The album’s production is its biggest barrier. I’m not talking about the absent bass. You could delete the bass off 90% of metal albums ever made and nobody would know. I’m talking about the thin and trebly guitar tone, the clicky drums, and the dry nature of the overall sound. Where contemporaries are all “BEER! THRASH!!!” this is the equivalent of a heavy metal dissertation, presenting ideas to you via footnoted and cited Word documents.
The song everyone knows, “One” is maybe the worst track on here. The musical ideas are all there, but the production guts it. This sort of thing needs to sound massive and heart-wrenching, not as sterile as my pet cat. The album’s best moments are “Blackened,” title track, “Harvester of Sorrow”, “Dyers Eve” and the hugely underrated “Frayed Ends of Sanity”

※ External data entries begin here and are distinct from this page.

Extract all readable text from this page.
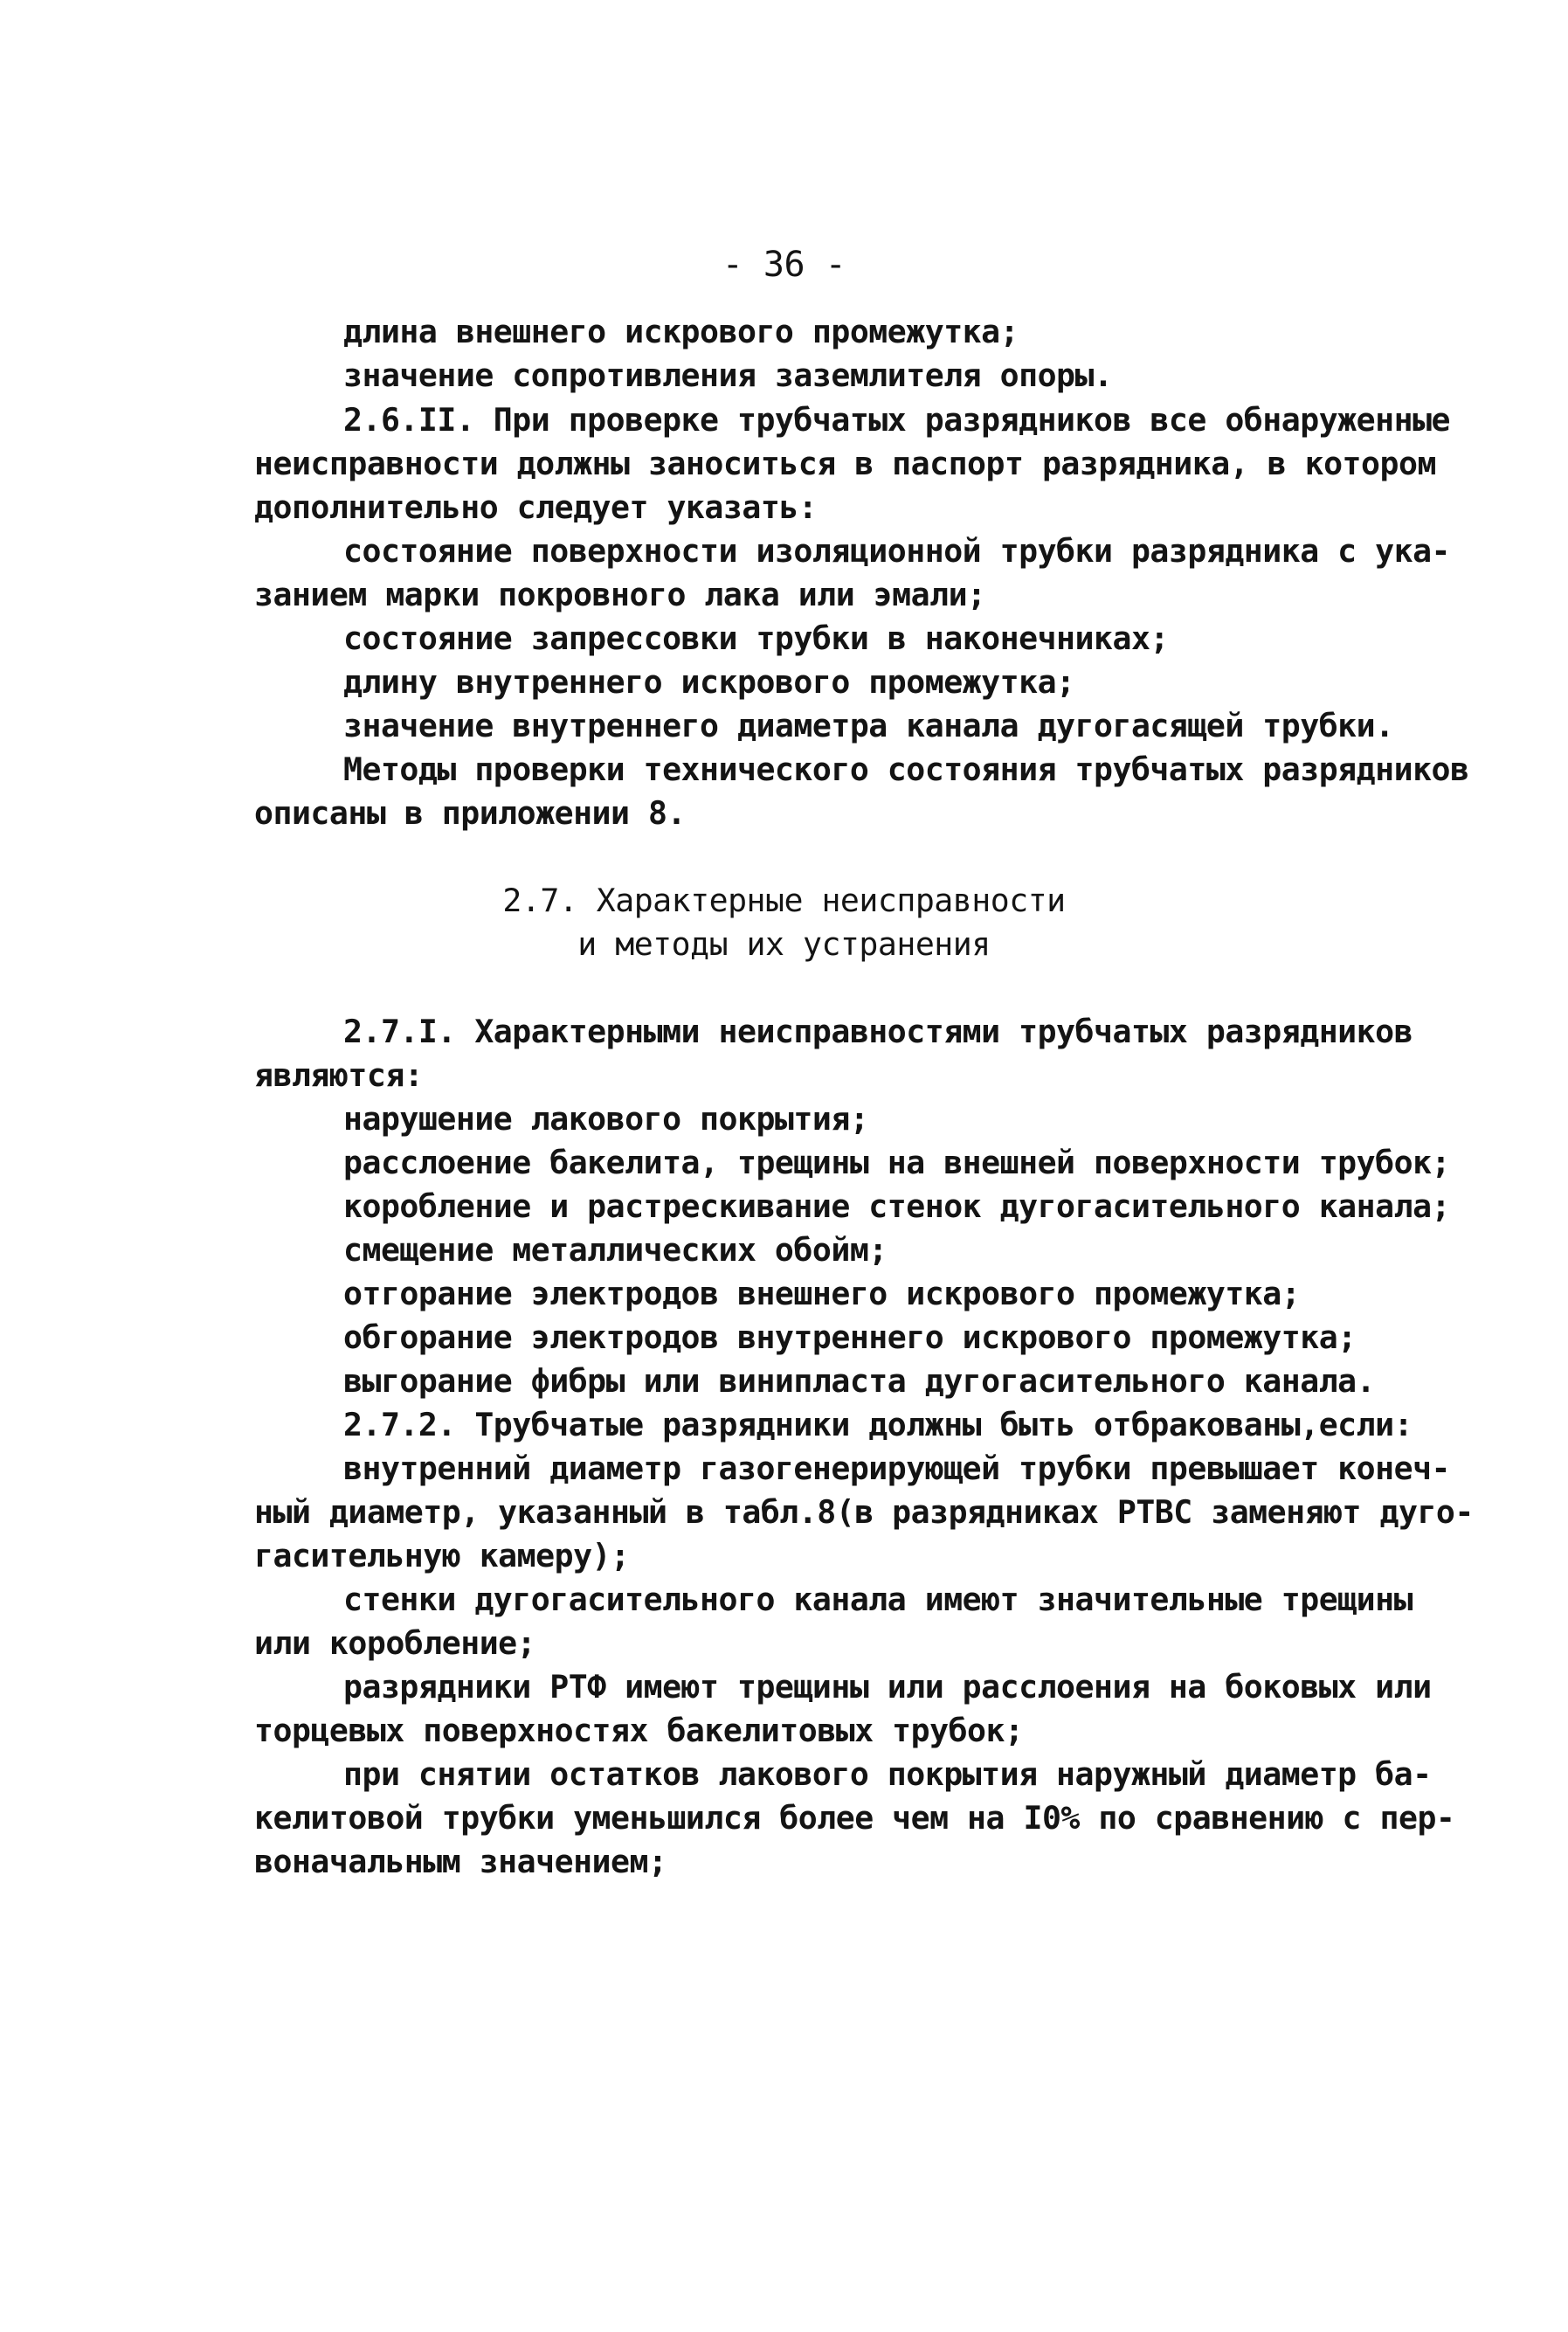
- 36 -
длина внешнего искрового промежутка;
значение сопротивления заземлителя опоры.
2.6.II. При проверке трубчатых разрядников все обнаруженные
неисправности должны заноситься в паспорт разрядника, в котором
дополнительно следует указать:
состояние поверхности изоляционной трубки разрядника с ука-
занием марки покровного лака или эмали;
состояние запрессовки трубки в наконечниках;
длину внутреннего искрового промежутка;
значение внутреннего диаметра канала дугогасящей трубки.
Методы проверки технического состояния трубчатых разрядников
описаны в приложении 8.
2.7. Характерные неисправности
и методы их устранения
2.7.I. Характерными неисправностями трубчатых разрядников
являются:
нарушение лакового покрытия;
расслоение бакелита, трещины на внешней поверхности трубок;
коробление и растрескивание стенок дугогасительного канала;
смещение металлических обойм;
отгорание электродов внешнего искрового промежутка;
обгорание электродов внутреннего искрового промежутка;
выгорание фибры или винипласта дугогасительного канала.
2.7.2. Трубчатые разрядники должны быть отбракованы,если:
внутренний диаметр газогенерирующей трубки превышает конеч-
ный диаметр, указанный в табл.8(в разрядниках РТВС заменяют дуго-
гасительную камеру);
стенки дугогасительного канала имеют значительные трещины
или коробление;
разрядники РТФ имеют трещины или расслоения на боковых или
торцевых поверхностях бакелитовых трубок;
при снятии остатков лакового покрытия наружный диаметр ба-
келитовой трубки уменьшился более чем на I0% по сравнению с пер-
воначальным значением;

The main creative wellspring the band was drawing from here seems to be progressive thrash legends Watchtower (Lars, it seems, was a fan of the band), and most of the songs are lengthy and benefit from repeated listens. The title track is very complex, the riffs keep on coming and coming, as if they’re being written by a man with six imaginations instead of the usual one. Justice sees Metallica ditching the last remnants of their motorbikes and leather aesthetic in favor of lots of social commentary. This is an album overflowing with things to say. “Eye of the Beholder” and “Shortest Straw” match socially conscious lyrics with riffwork more calculated and focused than ever before. Early Metallica was the brutal bludgeoning and thrashings of a crime of passion. These songs are completely pre-meditated.
“Frayed Ends” is an amazing achievement, throwing idea after idea at you, and look, the song doesn’t get lost! The final riffset is awesome, and it seems they only ended the track there to make room for the other songs. “Dyers Eve” abandons the longwindness that dominates most of the album and just spends five minutes ripping your arms off, beating you around the head with them, reattaching them to your lower esophagus, and sticking you with the surgeon’s bill (it has some very frank and personal lyrics from Hetfield about his childhood, too).
The album is not as good as Master of Puppets. I can’t say I am completely enthralled by “To Live is to Die”, but neither was I bored. Judging an epitaph by its entertainment value seems unpleasant, anyway. I mostly just appreciate how Metallica didn’t let Cliff Burton’s death become a footnote in the liner notes: they actually wrote him a song.
Justice is a paradox: a genre album that somehow doesn’t seem to belong to the genre. This is a metal album for nerds. Instead of raw aggression, Justice presents aggression filtered through a few levels of peer review.